Le facteur humain compte : il n’est pas rare de voir la satisfaction du locataire annuel rejaillir sur la valorisation future de la maison. Un bon dialogue, un entretien régulier, l’écoute des besoins font écho, dans la durée, à une fidélisation et une limitation des risques d’impayé ou de dégradation. Ce sont souvent ces petits détails, ajoutés à une analyse objective de son propre profil (temps disponible pour gérer, appétence au risque, objectifs fiscaux) qui décident, à valeur locative équivalente, du choix gagnant.

Perspectives 2025 : nouveautés, tendances et recommandations pour propriétaires bailleurs

Les tendances qui se dessinent en 2025 orientent le marché locatif vers plus de professionnalisation et d’innovation, en Loire-Atlantique comme ailleurs. Si les plateformes telles qu’Airbnb, Abritel et Booking.com restent incontournables pour la location saisonnière, la montée en puissance de nouveaux acteurs locaux comme Nautilocation crée des niches avantageuses, spécialement sur la Côte ou autour des sites industriels majeurs.
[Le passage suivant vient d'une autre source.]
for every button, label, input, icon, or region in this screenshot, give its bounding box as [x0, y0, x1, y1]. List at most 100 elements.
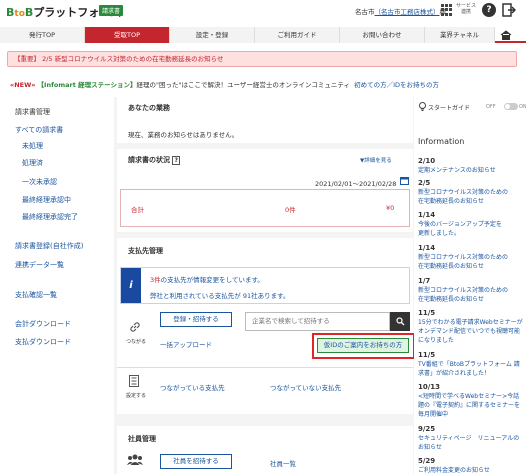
business-title: あなたの業務 [128, 104, 170, 112]
not-connected-payees-link[interactable]: つながっていない支払先 [270, 382, 341, 392]
info-item[interactable]: 新型コロナウイルス対策のための 在宅勤務延長のお知らせ [418, 253, 524, 271]
info-item[interactable]: 新型コロナウイルス対策のための 在宅勤務延長のお知らせ [418, 188, 524, 206]
sidebar-item-final-approved[interactable]: 最終経理承認完了 [22, 212, 78, 222]
total-row: 合計 0件 ¥0 [120, 189, 410, 227]
info-date: 11/5 [418, 351, 436, 359]
invite-staff-button[interactable]: 社員を招待する [160, 454, 232, 469]
tab-settings[interactable]: 設定・登録 [170, 27, 255, 43]
people-icon [127, 454, 143, 465]
info-date: 1/7 [418, 277, 431, 285]
manage-label: 設定する [126, 393, 147, 399]
info-date: 1/14 [418, 211, 436, 219]
register-invite-button[interactable]: 登録・招待する [160, 312, 232, 327]
info-date: 2/10 [418, 157, 436, 165]
tab-receive-top[interactable]: 受取TOP [85, 27, 170, 43]
search-icon [395, 317, 404, 326]
sidebar-item-accounting-download[interactable]: 会計ダウンロード [15, 319, 71, 329]
staff-list-link[interactable]: 社員一覧 [270, 458, 296, 468]
header: BtoBプラットフォーム 請求書 名古市（名古市工務店株式）様 サービス 連携 … [0, 0, 526, 22]
services-label[interactable]: サービス 連携 [455, 3, 477, 15]
sidebar-item-first-unapproved[interactable]: 一次未承認 [22, 177, 57, 187]
info-item[interactable]: TV番組で「BtoBプラットフォーム 請求書」が紹介されました！ [418, 360, 524, 378]
tab-industry-channel[interactable]: 業界チャネル [425, 27, 495, 43]
sidebar-item-unprocessed[interactable]: 未処理 [22, 141, 43, 151]
tab-issue-top[interactable]: 発行TOP [0, 27, 85, 43]
info-date: 10/13 [418, 383, 441, 391]
total-label: 合計 [131, 206, 144, 214]
business-panel: あなたの業務 現在、業務のお知らせはありません。 [117, 97, 413, 143]
start-guide-label: スタートガイド [428, 105, 471, 112]
business-empty-text: 現在、業務のお知らせはありません。 [128, 131, 239, 139]
services-grid-icon[interactable] [441, 4, 453, 16]
sidebar: 請求書管理 すべての請求書 未処理 処理済 一次未承認 最終経理承認中 最終経理… [0, 97, 110, 474]
sidebar-item-final-approving[interactable]: 最終経理承認中 [22, 195, 71, 205]
info-icon: i [121, 268, 141, 303]
info-item[interactable]: 今後のバージョンアップ予定を 更新しました。 [418, 220, 524, 238]
tab-contact[interactable]: お問い合わせ [340, 27, 425, 43]
sidebar-item-all-invoices[interactable]: すべての請求書 [15, 125, 63, 135]
info-item[interactable]: 新型コロナウイルス対策のための 在宅勤務延長のお知らせ [418, 286, 524, 304]
temp-id-guide-button[interactable]: 仮IDのご案内をお持ちの方 [317, 338, 409, 353]
help-icon[interactable]: ? [482, 3, 496, 17]
payee-notice-line1[interactable]: 3件の支払先が情報変更をしています。 [150, 274, 264, 284]
connected-payees-link[interactable]: つながっている支払先 [160, 382, 225, 392]
invoice-status-panel: 請求書の状況 ? ▼詳細を見る 2021/02/01〜2021/02/28 合計… [117, 149, 413, 232]
payees-panel: 支払先管理 i 3件の支払先が情報変更をしています。 弊社と利用されている支払先… [117, 238, 415, 414]
news-ticker: «NEW» 【Infomart 経理ステーション】経理の"困った"はここで解決！… [10, 79, 520, 90]
main-nav: 発行TOP 受取TOP 設定・登録 ご利用ガイド お問い合わせ 業界チャネル [0, 27, 526, 43]
info-item[interactable]: 定期メンテナンスのお知らせ [418, 166, 524, 175]
home-icon[interactable] [500, 30, 512, 40]
right-column: スタートガイド OFF ON Information 2/10 定期メンテナンス… [414, 97, 526, 474]
user-name: 名古市（名古市工務店株式）様 [355, 8, 446, 16]
total-count[interactable]: 0件 [285, 204, 296, 214]
new-badge: «NEW» [10, 81, 36, 89]
sidebar-item-payment-confirm[interactable]: 支払確認一覧 [15, 290, 57, 300]
product-badge: 請求書 [99, 5, 124, 16]
ticker-link[interactable]: 初めての方／IDをお持ちの方 [354, 81, 439, 89]
payee-notice-line2[interactable]: 弊社と利用されている支払先が 91社あります。 [150, 290, 290, 300]
divider [117, 367, 413, 368]
info-item[interactable]: ご利用料金変更のお知らせ [418, 466, 524, 474]
start-guide-toggle[interactable] [504, 103, 518, 110]
search-button[interactable] [390, 312, 410, 331]
bulk-upload-link[interactable]: 一括アップロード [160, 339, 212, 349]
information-title: Information [418, 137, 465, 146]
period-label: 2021/02/01〜2021/02/28 [315, 180, 397, 188]
important-alert[interactable]: 【重要】 2/5 新型コロナウイルス対策のための在宅勤務延長のお知らせ [7, 51, 517, 67]
sidebar-heading: 請求書管理 [15, 108, 50, 116]
link-icon [130, 322, 140, 332]
main-content: あなたの業務 現在、業務のお知らせはありません。 請求書の状況 ? ▼詳細を見る… [114, 97, 415, 474]
invoice-status-title: 請求書の状況 ? [128, 156, 180, 165]
toggle-on-label: ON [519, 104, 526, 110]
sidebar-item-linked-data[interactable]: 連携データ一覧 [15, 260, 64, 270]
total-amount: ¥0 [386, 204, 395, 212]
sidebar-item-processed[interactable]: 処理済 [22, 158, 43, 168]
info-item[interactable]: 15分でわかる電子請求Webセミナーがオンデマンド配信でいつでも視聴可能になりま… [418, 318, 524, 345]
payee-notice-box: i 3件の支払先が情報変更をしています。 弊社と利用されている支払先が 91社あ… [120, 267, 410, 304]
logout-icon[interactable] [502, 3, 516, 17]
company-search-input[interactable]: 企業名で検索して招待する [245, 312, 390, 331]
calendar-icon[interactable] [400, 176, 409, 185]
info-item[interactable]: セキュリティページ リニューアルのお知らせ [418, 434, 524, 452]
info-date: 1/14 [418, 244, 436, 252]
bulb-icon [419, 102, 426, 111]
tab-guide[interactable]: ご利用ガイド [255, 27, 340, 43]
payees-title: 支払先管理 [128, 247, 163, 255]
sidebar-item-register-invoice[interactable]: 請求書登録(自社作成) [15, 241, 83, 251]
info-date: 2/5 [418, 179, 431, 187]
help-icon[interactable]: ? [172, 156, 180, 165]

Les annonces déposées sur Le Bon Coin, Louer-ici ou SeLoger se perfectionnent, intégrant de plus en plus de critères green (performance énergétique, équipements écologiques) et d’avantages digitaux (visites virtuelles, signature électronique du bail). Les attentes des locataires évoluent très vite : connexion Wi-Fi haut débit, domotique, équipements premium deviennent dès lors des leviers de différenciation, et le bailleur audacieux saura investir dans la modernité pour justifier un loyer supérieur ou limiter la vacance locative.

Du côté des règles du jeu, la dynamique politique et urbaine laisse supposer de nouvelles limitations sur les locations saisonnières dans les cœurs de villes et stations réputées, contraignant certains investisseurs à redoubler de créativité — ou à se professionnaliser davantage. Les propriétaires doivent donc rester en veille réglementaire, se tenir informés via agences spécialisées ou associations locales, et ne pas négliger l’importance d’un contrat conforme et actualisé.

Enfin, il ressort du terrain que la rentabilité optimale n’est pas toujours liée au choix exclusif d’un mode de location. Des stratégies hybrides, mêlant location à l’année et location de courte ou moyenne durée, s’imposent parmi les plus performantes. Un propriétaire à Saint-Brevin-les-Pins jongle ainsi en 2025 entre un bail meublé de 9 mois et une location saisonnière estivale, obtenant le meilleur des deux mondes, tout en fidélisant une clientèle régulière et en évitant la gestion tendue imposée par le tout-saisonnier.

En mettant en œuvre une veille active, une gestion soignée des annonces et un calibrage sur-mesure à chaque bien et chaque cible de locataire, les propriétaires de Loire-Atlantique peuvent transformer leur patrimoine immobilier en une source de revenus pérenne, adaptée aux défis de la décennie. Cette agilité, plus que le simple choix d’une formule, devient la signature du bailleur éclairé sur un marché en mutation rapide.